En début d’entretien tu parlais de la familiarité de certains motifs du roman de Catling. J’ai pensé à plusieurs reprises à la notion de Unheimlich (littéralement angoissant en allemand, ndlr) lors de la projection de Earwig : y a t-il dans ton film une référence à L’inquiétante étrangeté de Sigmund Freud ?

Oui, j’ai clairement pensé à cela lors de ma lecture du roman. Bien que l’action se passe à Liège Earwig m’évoquait l’Europe centrale et notamment Freud, d’autant plus que c’est une histoire de refoulement, et qu’il y a une atmosphère d’inquiétante étrangeté effectivement. J’ai pensé à des écrivains tels que Kafka, Walzer ou encore Bruno Schulz et je désirais même tourner Earwig en Europe centrale mais pour des raisons de production et de crise sanitaire l’intégralité du tournage s’est déroulé en Belgique. Nous sommes donc finalement revenus au lieu évoqué dans le roman, même si la langue anglais brouille les cartes.

Sinon lorsque que j’appréhende tes films je pense beaucoup au cinéma de Fabrice Du Welz : tu sembles partager avec lui le goût pour les contes et les fables mâtinés d’onirisme, et le même refus pour la démonstration filmique. As-tu vu Inexorable ?

Oui, mais mon film préféré parmi ceux que Fabrice a réalisé reste sans doute son premier : Calvaire. J’aime énormément ce film.
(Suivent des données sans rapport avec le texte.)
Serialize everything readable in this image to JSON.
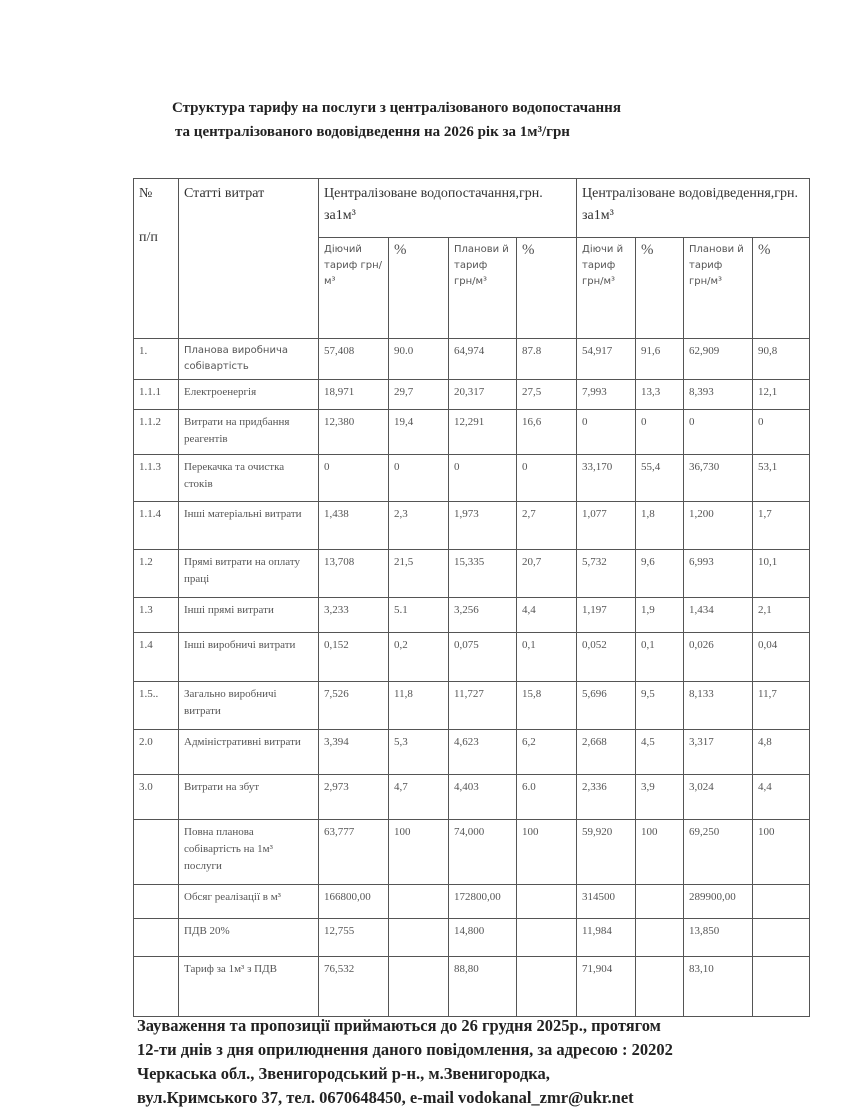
{
  "title": {
    "line1": "Структура  тарифу на послуги з централізованого водопостачання",
    "line2": "та централізованого водовідведення на 2026 рік за 1м³/грн"
  },
  "table": {
    "header": {
      "num": "№",
      "num2": "п/п",
      "item": "Статті  витрат",
      "water_supply": "Централізоване водопостачання,грн. за1м³",
      "water_disposal": "Централізоване водовідведення,грн. за1м³",
      "sub": [
        "Діючий тариф грн/м³",
        "%",
        "Планови й тариф грн/м³",
        "%",
        "Діючи й тариф грн/м³",
        "%",
        "Планови й тариф грн/м³",
        "%"
      ]
    },
    "rows": [
      {
        "num": "1.",
        "item": "Планова виробнича собівартість",
        "v": [
          "57,408",
          "90.0",
          "64,974",
          "87.8",
          "54,917",
          "91,6",
          "62,909",
          "90,8"
        ]
      },
      {
        "num": "1.1.1",
        "item": "Електроенергія",
        "v": [
          "18,971",
          "29,7",
          "20,317",
          "27,5",
          "7,993",
          "13,3",
          "8,393",
          "12,1"
        ]
      },
      {
        "num": "1.1.2",
        "item": "Витрати на придбання реагентів",
        "v": [
          "12,380",
          "19,4",
          "12,291",
          "16,6",
          "0",
          "0",
          "0",
          "0"
        ]
      },
      {
        "num": "1.1.3",
        "item": "Перекачка та очистка стоків",
        "v": [
          "0",
          "0",
          "0",
          "0",
          "33,170",
          "55,4",
          "36,730",
          "53,1"
        ]
      },
      {
        "num": "1.1.4",
        "item": "Інші матеріальні витрати",
        "v": [
          "1,438",
          "2,3",
          "1,973",
          "2,7",
          "1,077",
          "1,8",
          "1,200",
          "1,7"
        ]
      },
      {
        "num": "1.2",
        "item": "Прямі витрати на оплату праці",
        "v": [
          "13,708",
          "21,5",
          "15,335",
          "20,7",
          "5,732",
          "9,6",
          "6,993",
          "10,1"
        ]
      },
      {
        "num": "1.3",
        "item": "Інші прямі витрати",
        "v": [
          "3,233",
          "5.1",
          "3,256",
          "4,4",
          "1,197",
          "1,9",
          "1,434",
          "2,1"
        ]
      },
      {
        "num": "1.4",
        "item": "Інші виробничі витрати",
        "v": [
          "0,152",
          "0,2",
          "0,075",
          "0,1",
          "0,052",
          "0,1",
          "0,026",
          "0,04"
        ]
      },
      {
        "num": "1.5..",
        "item": "Загально виробничі витрати",
        "v": [
          "7,526",
          "11,8",
          "11,727",
          "15,8",
          "5,696",
          "9,5",
          "8,133",
          "11,7"
        ]
      },
      {
        "num": "2.0",
        "item": "Адміністративні витрати",
        "v": [
          "3,394",
          "5,3",
          "4,623",
          "6,2",
          "2,668",
          "4,5",
          "3,317",
          "4,8"
        ]
      },
      {
        "num": "3.0",
        "item": "Витрати на збут",
        "v": [
          "2,973",
          "4,7",
          "4,403",
          "6.0",
          "2,336",
          "3,9",
          "3,024",
          "4,4"
        ]
      },
      {
        "num": "",
        "item": "Повна планова собівартість на 1м³ послуги",
        "v": [
          "63,777",
          "100",
          "74,000",
          "100",
          "59,920",
          "100",
          "69,250",
          "100"
        ]
      },
      {
        "num": "",
        "item": "Обсяг реалізації в м³",
        "v": [
          "166800,00",
          "",
          "172800,00",
          "",
          "314500",
          "",
          "289900,00",
          ""
        ]
      },
      {
        "num": "",
        "item": "ПДВ 20%",
        "v": [
          "12,755",
          "",
          "14,800",
          "",
          "11,984",
          "",
          "13,850",
          ""
        ]
      },
      {
        "num": "",
        "item": "Тариф за 1м³ з ПДВ",
        "v": [
          "76,532",
          "",
          "88,80",
          "",
          "71,904",
          "",
          "83,10",
          ""
        ]
      }
    ]
  },
  "note": {
    "line1": "Зауваження та пропозиції приймаються  до 26  грудня 2025р.,  протягом",
    "line2": "12-ти днів з дня оприлюднення даного повідомлення, за адресою : 20202",
    "line3": "Черкаська обл., Звенигородський р-н.,  м.Звенигородка,",
    "line4": "вул.Кримського 37, тел. 0670648450, e-mail vodokanal_zmr@ukr.net"
  }
}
Je pense que nos films se rejoignent sur leur caractère parfois fantastique et proche de la forme du conte, qui flirte avec l’imaginaire. C’est un cinéma de la sensation et des émotions, même si Fabrice est beaucoup moins retenu que moi ! Nous travaillons aussi tous les deux beaucoup sur l’image et le son, du reste nous avons partagé les mêmes chefs opérateurs ; j’ai d’ailleurs découvert le travail de Benoît Debie avec le premier court métrage que Fabrice a tourné avec lui (Quand on est amoureux c’est merveilleux en 1999, ndlr) et qui m’a donné envie de choisir Benoît pour la photographie de Innocence. Oui, j’aime le cinéma de Du Welz de manière générale mais je me sens plus proche de Bruno Forzani et Hélène Cattet – surtout de leur premier film Amer – et aussi de Peter Strickland…

Peter Strickland ? Je ne connais pas…

C’est un réalisateur anglais dont les films sont hélas très mal distribués en France mais je te les conseille fortement, ils sont passionnants. Il a réalisé par exemple The Duke of Burgundy, l’histoire d’une relation érotique entre deux femmes dont l’une étudie les papillons et Berberian Sound Studio, un film qui se passe dans un studio d’enregistrement en Italie et dans lequel on ne post-synchronise que des films d’horreur et des giallos ; on ne voit jamais aucune image de ces films et tout ne se passe qu’à travers la bande-son. Sinon il y a In Fabric avec son étrange histoire de « robe hantée » qui passe entre différents propriétaires ou le dernier, Flux Gourmet, qu’il a conçu en même temps que je tournais Earwig l’année dernière.

Terminons sur une question très « cinéphile » : quel fut ton dernier choc en salles ?

La Poupée de Wojciech Has. Je ne l’avais jamais vu, même si je connaissais les deux films les plus célèbres de Has que sont La Clepsydre et Le Manuscrit trouvé à Saragosse et qui passaient régulièrement en salles à une certaine époque. J’ai trouvé le film fascinant, avec cette richesse voire surcharge des décors et des objets qui font penser à une succession de natures mortes, et par cette manière de raconter l’histoire par les accessoires. J’ai adoré la manière labyrinthique dont Wojciech Has nous promène dans cet univers et ce récit foisonnant via de longs plans-séquence comme autant d’histoires dans les histoires, de branches narratives multiples qui partent parfois dans des registres tout à fait inattendus. J’ai trouvé ce film absolument brillant.

Propos recueillis par Thomas Chalamel le 9 janvier 2023. Un grand merci à Lucile Hadzihalilovic et à Karine Durance pour avoir permis la réalisation de cet entretien.